A charged silence settled in the stuffy, crowded chapel tent at the Marine base in the Marjah district.
"I'm telling you," McChrystal said. "We don't have as many days as we'd like."
The operation in Marjah is supposed to be the first blow in a decisive campaign to oust the Taliban from their spiritual homeland in adjacent Kandahar Province, one that McChrystal had hoped would bring security and stability to Marjah and begin to convey an "irreversible sense of momentum" in the U.S.-led campaign in Afghanistan.

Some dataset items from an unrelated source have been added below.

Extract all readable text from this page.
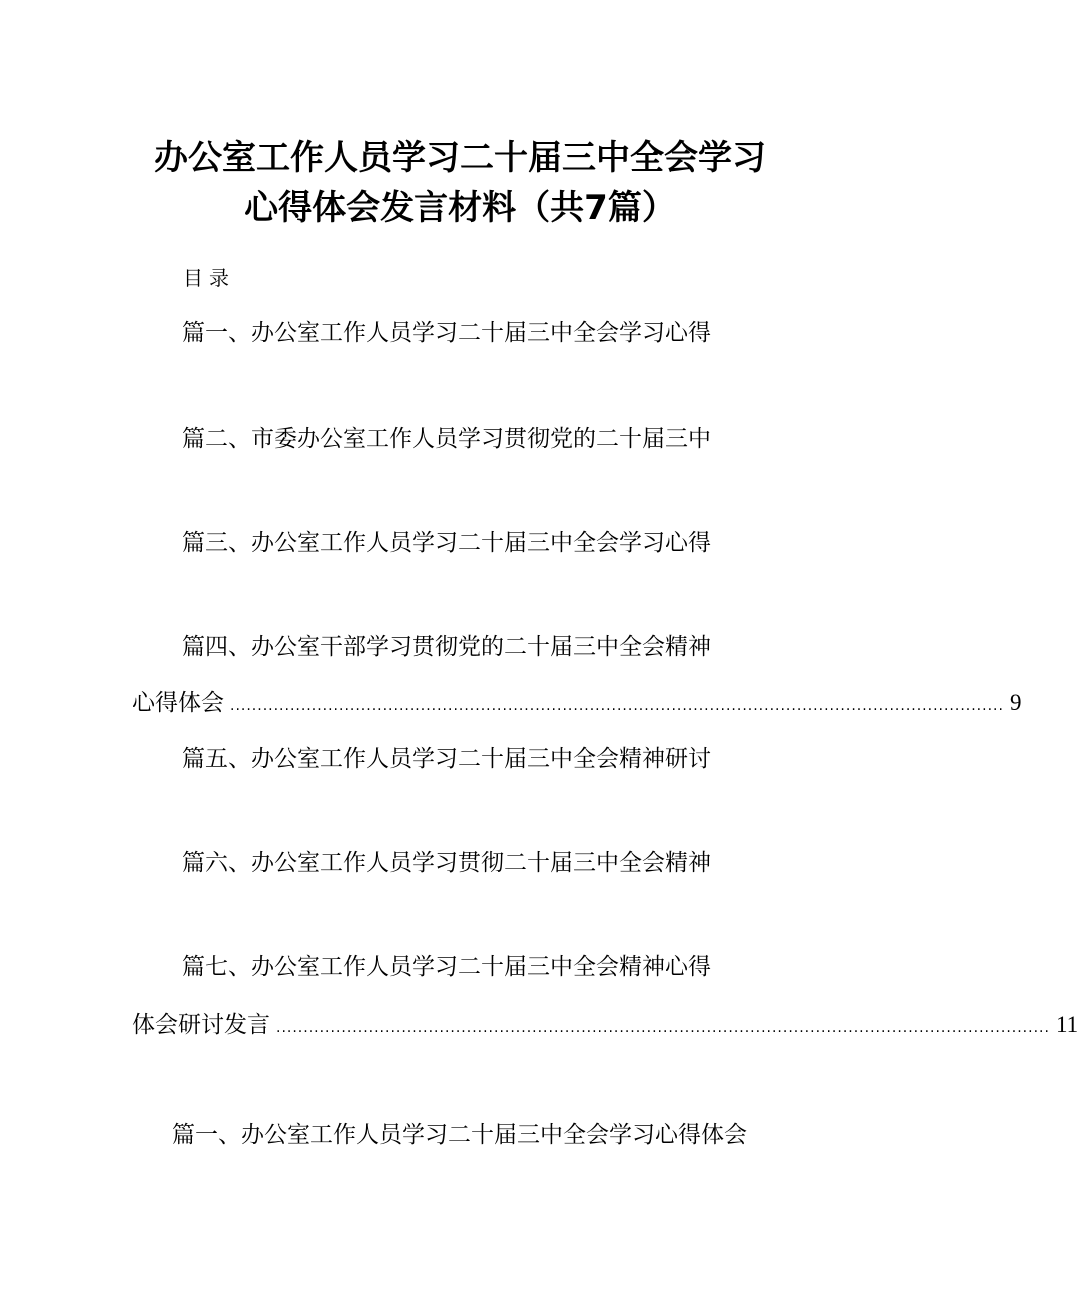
办公室工作人员学习二十届三中全会学习
心得体会发言材料（共7篇）
目录
篇一、办公室工作人员学习二十届三中全会学习心得
篇二、市委办公室工作人员学习贯彻党的二十届三中
篇三、办公室工作人员学习二十届三中全会学习心得
篇四、办公室干部学习贯彻党的二十届三中全会精神
心得体会 .............................................................................................................................................. 9
篇五、办公室工作人员学习二十届三中全会精神研讨
篇六、办公室工作人员学习贯彻二十届三中全会精神
篇七、办公室工作人员学习二十届三中全会精神心得
体会研讨发言 .............................................................................................................................................. 11
篇一、办公室工作人员学习二十届三中全会学习心得体会
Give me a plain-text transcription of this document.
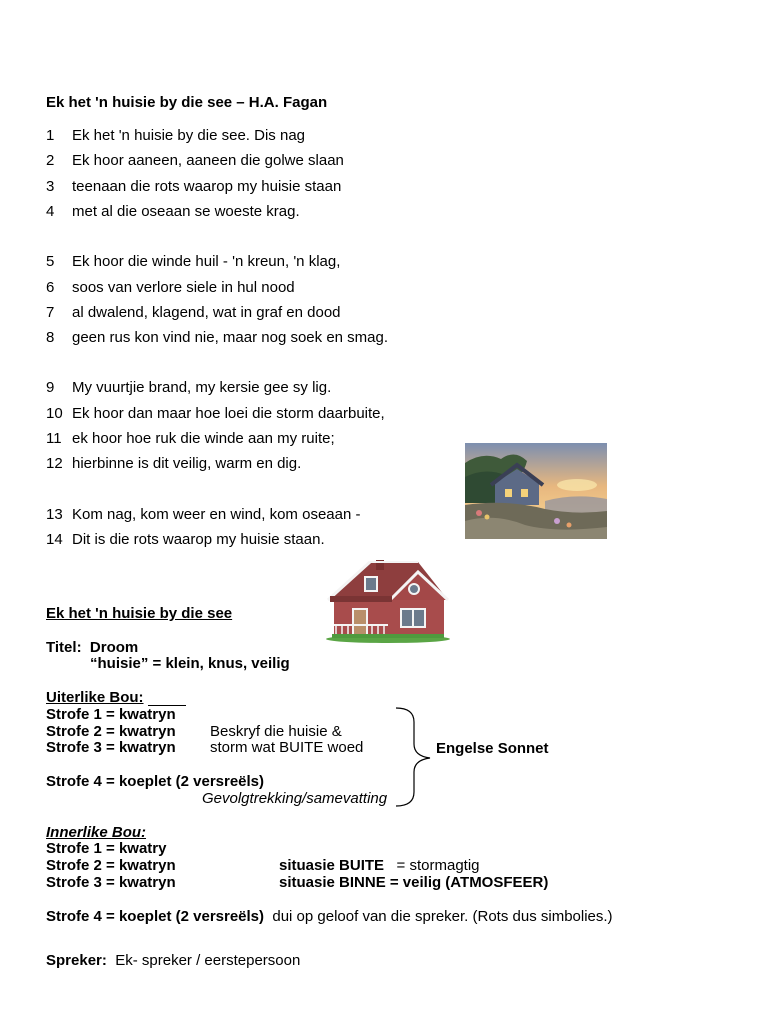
Ek het 'n huisie by die see – H.A. Fagan
1 Ek het 'n huisie by die see. Dis nag
2 Ek hoor aaneen, aaneen die golwe slaan
3 teenaan die rots waarop my huisie staan
4 met al die oseaan se woeste krag.
5 Ek hoor die winde huil - 'n kreun, 'n klag,
6 soos van verlore siele in hul nood
7 al dwalend, klagend, wat in graf en dood
8 geen rus kon vind nie, maar nog soek en smag.
9 My vuurtjie brand, my kersie gee sy lig.
10 Ek hoor dan maar hoe loei die storm daarbuite,
11 ek hoor hoe ruk die winde aan my ruite;
12 hierbinne is dit veilig, warm en dig.
13 Kom nag, kom weer en wind, kom oseaan -
14 Dit is die rots waarop my huisie staan.
Ek het 'n huisie by die see
Titel: Droom
“huisie” = klein, knus, veilig
Uiterlike Bou:
Strofe 1 = kwatryn
Strofe 2 = kwatryn
Strofe 3 = kwatryn
Beskryf die huisie &
storm wat BUITE woed
Strofe 4 = koeplet (2 versreëls)
Gevolgtrekking/samevatting
Engelse Sonnet
Innerlike Bou:
Strofe 1 = kwatry
Strofe 2 = kwatryn
Strofe 3 = kwatryn
situasie BUITE = stormagtig
situasie BINNE = veilig (ATMOSFEER)
Strofe 4 = koeplet (2 versreëls) dui op geloof van die spreker. (Rots dus simbolies.)
Spreker: Ek- spreker / eerstepersoon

Instead, a tour last week of Marjah and the nearby Nad Ali district, during which McClatchy had rare access to meetings between McChrystal and top Western strategists, drove home the hard fact that President Barack Obama's plan to begin pulling American troops out of Afghanistan in July 2011 is colliding with the realities of the war.
Not enough troops in Helmand
There aren't enough U.S. and Afghan forces to provide the security that's needed to win the loyalty of wary locals. The Taliban have beheaded Afghans who cooperate with foreigners in a creeping intimidation campaign. The Afghan government hasn't dispatched enough local administrators or trained police to establish credible governance, and now the Taliban have begun their anticipated spring offensive.
"This is a bleeding ulcer right now," McChrystal told a group of Afghan officials, international commanders in southern Afghanistan, and civilian strategists who are leading the effort to oust the Taliban fighters from Helmand.
"You don't feel it here," he said during a 10-hour front-line strategy review, "but I'll tell you, it's a bleeding ulcer outside."
Progress in Marjah has been slow, however, in part because no one who planned the operation realized how hard it would be to convince residents that they could trust representatives of an Afghan government that had sent them corrupt police and inept leaders before they turned to the Taliban.
A hundred days after US-led forces launched the offensive, Marjah markets are thriving, the local governor has begun to build a skeleton staff, and contractors have begun work on rebuilding schools, canals, and bridges.